How speedily the fellow did revenge himself, and thoroughly;
It does not seem a case of one blind speaking to a deaf man:
as Cratinus says, in his Archilochi. For he, forgetting before what a tribunal he was making an exhibition of his fine iambics, read his colabri with his natural greediness, and at the same time with his usual elegance of expression, and
Melodies out of time, and tuneless cymbals:
and after all this fine ignorant stupidity, he goes round to people's houses, seeking out where any handsome banquet is prepared, carrying his conduct to a length even beyond the Athenian Chærephon, of whom Alexis says in his Fugitive—
That Chærephon has always got some trick,
And now he's looking for some feast to share
Where he himself will not be call'd upon
For any contribution. For wheresoever
A pot, such as is let to cooks, does stand,
Thither he goeth at the earliest dawn;
And if he sees one come to hire it
For any feast, he asks the cook the name
Of him who gives the feast, and then as soon
As the door opens, in he walks the first.

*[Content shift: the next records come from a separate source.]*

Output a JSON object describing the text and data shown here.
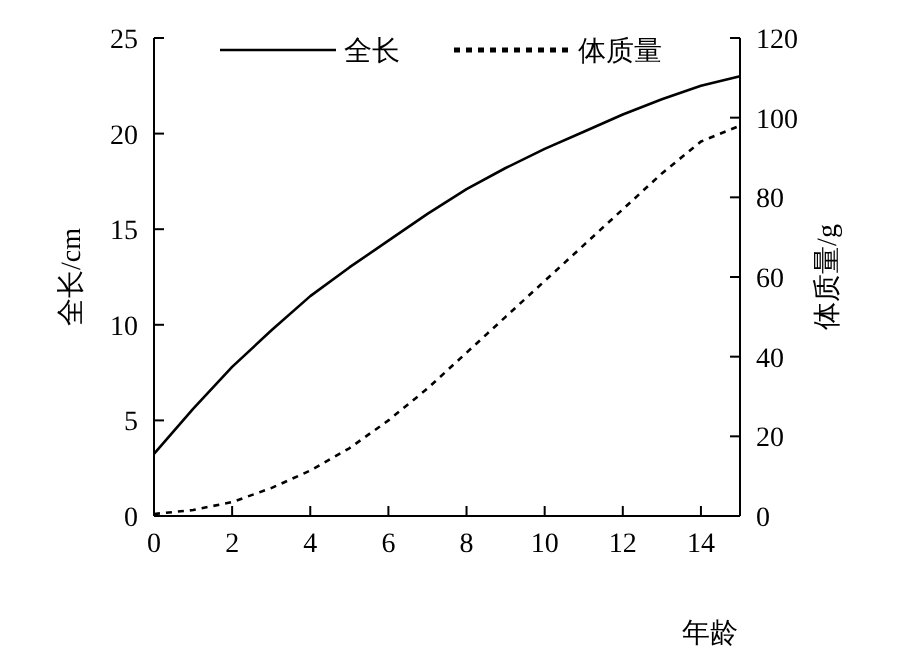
{
  "chart_data": {
    "type": "line",
    "xlabel": "年龄",
    "ylabel": "全长/cm",
    "y2label": "体质量/g",
    "x": [
      0,
      1,
      2,
      3,
      4,
      5,
      6,
      7,
      8,
      9,
      10,
      11,
      12,
      13,
      14,
      15
    ],
    "series": [
      {
        "name": "全长",
        "color": "#000000",
        "line_style": "solid",
        "values": [
          3.25,
          5.6,
          7.8,
          9.7,
          11.5,
          13.0,
          14.4,
          15.8,
          17.1,
          18.2,
          19.2,
          20.1,
          21.0,
          21.8,
          22.5,
          23.0
        ]
      },
      {
        "name": "体质量",
        "color": "#000000",
        "line_style": "dotted",
        "axis": "y2",
        "values": [
          0.5,
          1.5,
          3.5,
          7,
          11.4,
          17,
          24,
          32,
          41,
          50,
          59,
          68,
          77,
          86,
          94,
          98
        ]
      }
    ],
    "xlim": [
      0,
      15
    ],
    "xticks": [
      0,
      2,
      4,
      6,
      8,
      10,
      12,
      14
    ],
    "ylim": [
      0,
      25
    ],
    "yticks": [
      0,
      5,
      10,
      15,
      20,
      25
    ],
    "y2lim": [
      0,
      120
    ],
    "y2ticks": [
      0,
      20,
      40,
      60,
      80,
      100,
      120
    ],
    "legend": "top",
    "grid": false,
    "marker": "none"
  }
}
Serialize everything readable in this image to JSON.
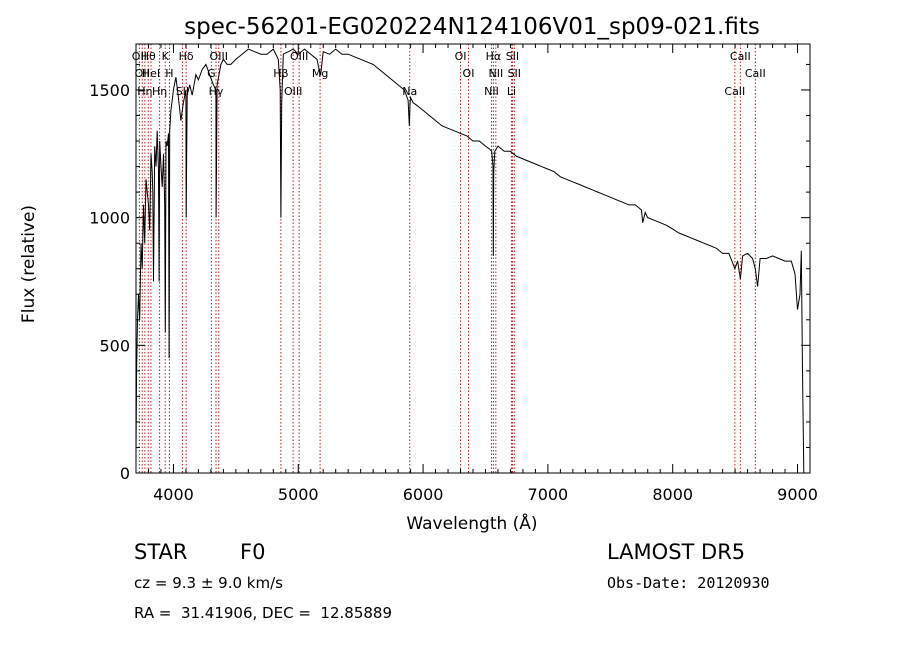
{
  "chart_data": {
    "type": "line",
    "title": "spec-56201-EG020224N124106V01_sp09-021.fits",
    "xlabel": "Wavelength (Å)",
    "ylabel": "Flux (relative)",
    "xlim": [
      3700,
      9100
    ],
    "ylim": [
      0,
      1680
    ],
    "xticks": [
      4000,
      5000,
      6000,
      7000,
      8000,
      9000
    ],
    "yticks": [
      0,
      500,
      1000,
      1500
    ],
    "grid": false,
    "series": [
      {
        "x": [
          3700,
          3705,
          3712,
          3720,
          3730,
          3740,
          3750,
          3760,
          3770,
          3780,
          3790,
          3800,
          3810,
          3820,
          3830,
          3835,
          3840,
          3850,
          3860,
          3870,
          3880,
          3885,
          3890,
          3900,
          3910,
          3920,
          3930,
          3935,
          3940,
          3950,
          3960,
          3965,
          3970,
          3980,
          3990,
          4000,
          4020,
          4040,
          4060,
          4080,
          4100,
          4102,
          4105,
          4110,
          4130,
          4150,
          4180,
          4200,
          4230,
          4260,
          4290,
          4320,
          4340,
          4342,
          4345,
          4350,
          4380,
          4400,
          4430,
          4460,
          4500,
          4550,
          4600,
          4650,
          4700,
          4750,
          4800,
          4840,
          4855,
          4861,
          4867,
          4880,
          4920,
          4960,
          5000,
          5050,
          5100,
          5150,
          5175,
          5180,
          5200,
          5250,
          5300,
          5350,
          5400,
          5450,
          5500,
          5550,
          5600,
          5650,
          5700,
          5750,
          5800,
          5850,
          5880,
          5890,
          5896,
          5900,
          5920,
          5950,
          6000,
          6050,
          6100,
          6150,
          6200,
          6250,
          6300,
          6350,
          6400,
          6450,
          6500,
          6530,
          6550,
          6560,
          6563,
          6566,
          6575,
          6600,
          6650,
          6700,
          6750,
          6800,
          6850,
          6900,
          6950,
          7000,
          7050,
          7100,
          7150,
          7200,
          7250,
          7300,
          7350,
          7400,
          7450,
          7500,
          7550,
          7600,
          7650,
          7700,
          7750,
          7760,
          7780,
          7800,
          7850,
          7900,
          7950,
          8000,
          8050,
          8100,
          8150,
          8200,
          8250,
          8300,
          8350,
          8400,
          8450,
          8498,
          8520,
          8542,
          8560,
          8600,
          8640,
          8662,
          8680,
          8700,
          8750,
          8800,
          8850,
          8900,
          8950,
          8980,
          9000,
          9020,
          9030,
          9040,
          9050
        ],
        "y": [
          70,
          400,
          600,
          700,
          600,
          900,
          800,
          1050,
          900,
          1150,
          1100,
          1050,
          950,
          1250,
          1180,
          1100,
          750,
          1280,
          1200,
          1340,
          1180,
          750,
          1300,
          1200,
          1120,
          1250,
          1050,
          550,
          1300,
          1280,
          1330,
          450,
          1340,
          1420,
          1460,
          1500,
          1550,
          1470,
          1380,
          1450,
          1500,
          1000,
          1220,
          1480,
          1520,
          1480,
          1560,
          1540,
          1580,
          1600,
          1560,
          1520,
          1500,
          1000,
          1200,
          1520,
          1600,
          1620,
          1600,
          1600,
          1620,
          1640,
          1660,
          1650,
          1640,
          1640,
          1660,
          1620,
          1500,
          1000,
          1450,
          1640,
          1650,
          1660,
          1640,
          1660,
          1640,
          1620,
          1560,
          1560,
          1650,
          1640,
          1660,
          1640,
          1640,
          1630,
          1620,
          1610,
          1600,
          1580,
          1560,
          1540,
          1520,
          1500,
          1460,
          1360,
          1450,
          1470,
          1450,
          1440,
          1420,
          1400,
          1380,
          1360,
          1350,
          1340,
          1330,
          1320,
          1300,
          1300,
          1280,
          1270,
          1260,
          1200,
          850,
          1180,
          1260,
          1280,
          1260,
          1260,
          1240,
          1230,
          1220,
          1210,
          1200,
          1190,
          1180,
          1160,
          1150,
          1140,
          1130,
          1120,
          1110,
          1100,
          1090,
          1080,
          1070,
          1060,
          1050,
          1050,
          1030,
          980,
          1020,
          1000,
          990,
          980,
          970,
          955,
          940,
          930,
          920,
          910,
          900,
          890,
          880,
          860,
          860,
          800,
          830,
          760,
          850,
          860,
          840,
          800,
          730,
          840,
          840,
          850,
          840,
          830,
          830,
          780,
          640,
          700,
          870,
          400,
          0
        ]
      }
    ],
    "lines": [
      {
        "x": 3727,
        "label": "OII"
      },
      {
        "x": 3750,
        "label": "OII"
      },
      {
        "x": 3771,
        "label": "Hη"
      },
      {
        "x": 3798,
        "label": "Hθ"
      },
      {
        "x": 3820,
        "label": "HeI"
      },
      {
        "x": 3889,
        "label": "Hη"
      },
      {
        "x": 3934,
        "label": "K"
      },
      {
        "x": 3968,
        "label": "H"
      },
      {
        "x": 4072,
        "label": "SII"
      },
      {
        "x": 4102,
        "label": "Hδ"
      },
      {
        "x": 4304,
        "label": "G"
      },
      {
        "x": 4341,
        "label": "Hγ"
      },
      {
        "x": 4363,
        "label": "OIII"
      },
      {
        "x": 4861,
        "label": "Hβ"
      },
      {
        "x": 4959,
        "label": "OIII"
      },
      {
        "x": 5007,
        "label": "OIII"
      },
      {
        "x": 5175,
        "label": "Mg"
      },
      {
        "x": 5893,
        "label": "Na"
      },
      {
        "x": 6300,
        "label": "OI"
      },
      {
        "x": 6364,
        "label": "OI"
      },
      {
        "x": 6548,
        "label": "NII"
      },
      {
        "x": 6563,
        "label": "Hα"
      },
      {
        "x": 6583,
        "label": "NII"
      },
      {
        "x": 6708,
        "label": "Li"
      },
      {
        "x": 6716,
        "label": "SII"
      },
      {
        "x": 6731,
        "label": "SII"
      },
      {
        "x": 8498,
        "label": "CaII"
      },
      {
        "x": 8542,
        "label": "CaII"
      },
      {
        "x": 8662,
        "label": "CaII"
      }
    ]
  },
  "info": {
    "obj_class": "STAR",
    "subclass": "F0",
    "survey": "LAMOST DR5",
    "cz": "cz = 9.3 ± 9.0 km/s",
    "obs_date": "Obs-Date: 20120930",
    "coords": "RA =  31.41906, DEC =  12.85889"
  },
  "colors": {
    "spectrum": "#000000",
    "line_markers": "#b22222",
    "axes": "#000000"
  }
}
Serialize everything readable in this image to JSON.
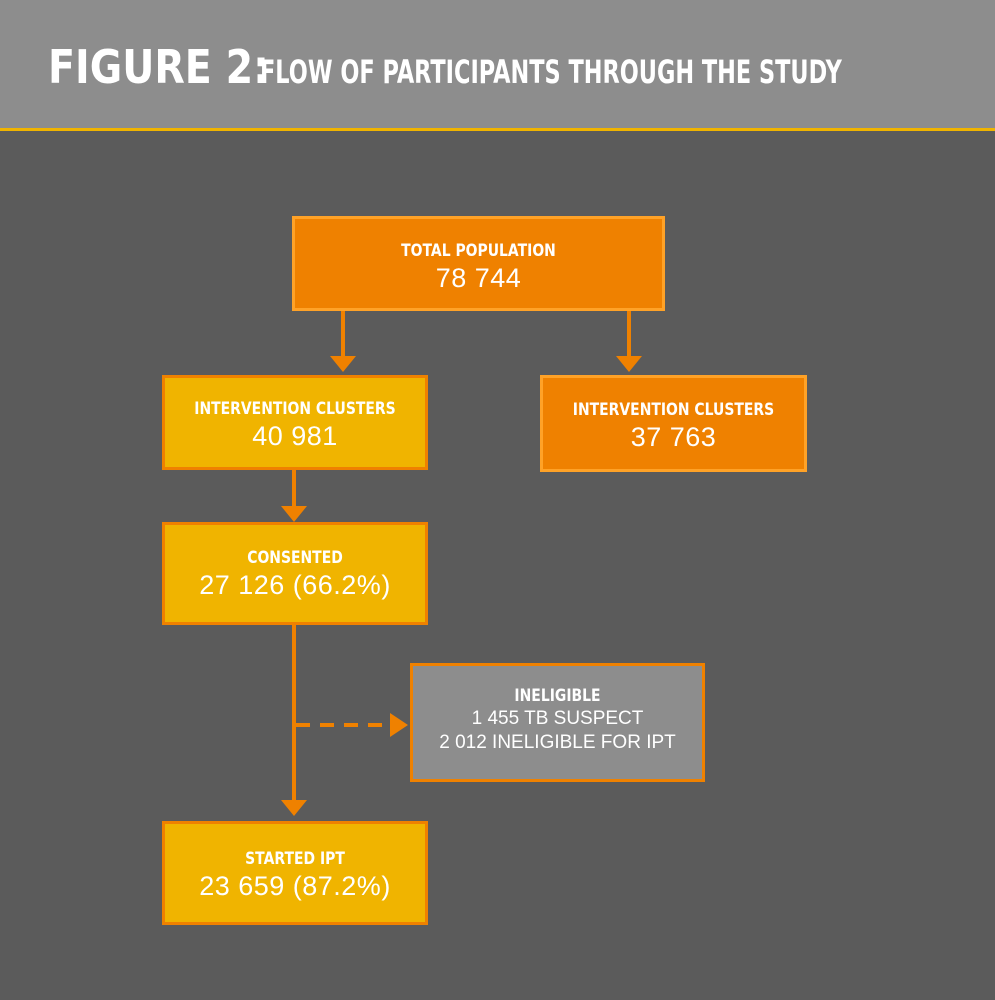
{
  "header": {
    "figure_label": "FIGURE 2:",
    "figure_title": "FLOW OF PARTICIPANTS THROUGH THE STUDY"
  },
  "nodes": {
    "total_population": {
      "label": "TOTAL POPULATION",
      "value": "78 744"
    },
    "intervention_clusters_left": {
      "label": "INTERVENTION CLUSTERS",
      "value": "40 981"
    },
    "intervention_clusters_right": {
      "label": "INTERVENTION CLUSTERS",
      "value": "37 763"
    },
    "consented": {
      "label": "CONSENTED",
      "value": "27 126 (66.2%)"
    },
    "ineligible": {
      "label": "INELIGIBLE",
      "lines": [
        "1 455 TB SUSPECT",
        "2 012 INELIGIBLE FOR IPT"
      ]
    },
    "started_ipt": {
      "label": "STARTED IPT",
      "value": "23 659 (87.2%)"
    }
  },
  "colors": {
    "background": "#5b5b5b",
    "header": "#8d8d8d",
    "accent_yellow": "#f0b400",
    "accent_orange": "#ef8100",
    "ineligible_grey": "#8d8d8d"
  }
}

But this man has no hesitation, like the excellent Magnus, even to make excursions quite beyond the boundaries for the sake of his stomach, as Alexis said in his Men who Died together—
Chærephon comes to Corinth for a supper,
Though he has never had an invitation;
But still he flies across the sea, so sweet
It is to eat of what another pays for.
[p. 265] And Theopompus, in his Ulysses, says—
Well said Euripides, "It is not bad
For a rich man to dine at other's cost."

1 The term ἅλμη, brine, seems used here of a troublesome fellow; something in the same spirit as we call a person “a pickle.”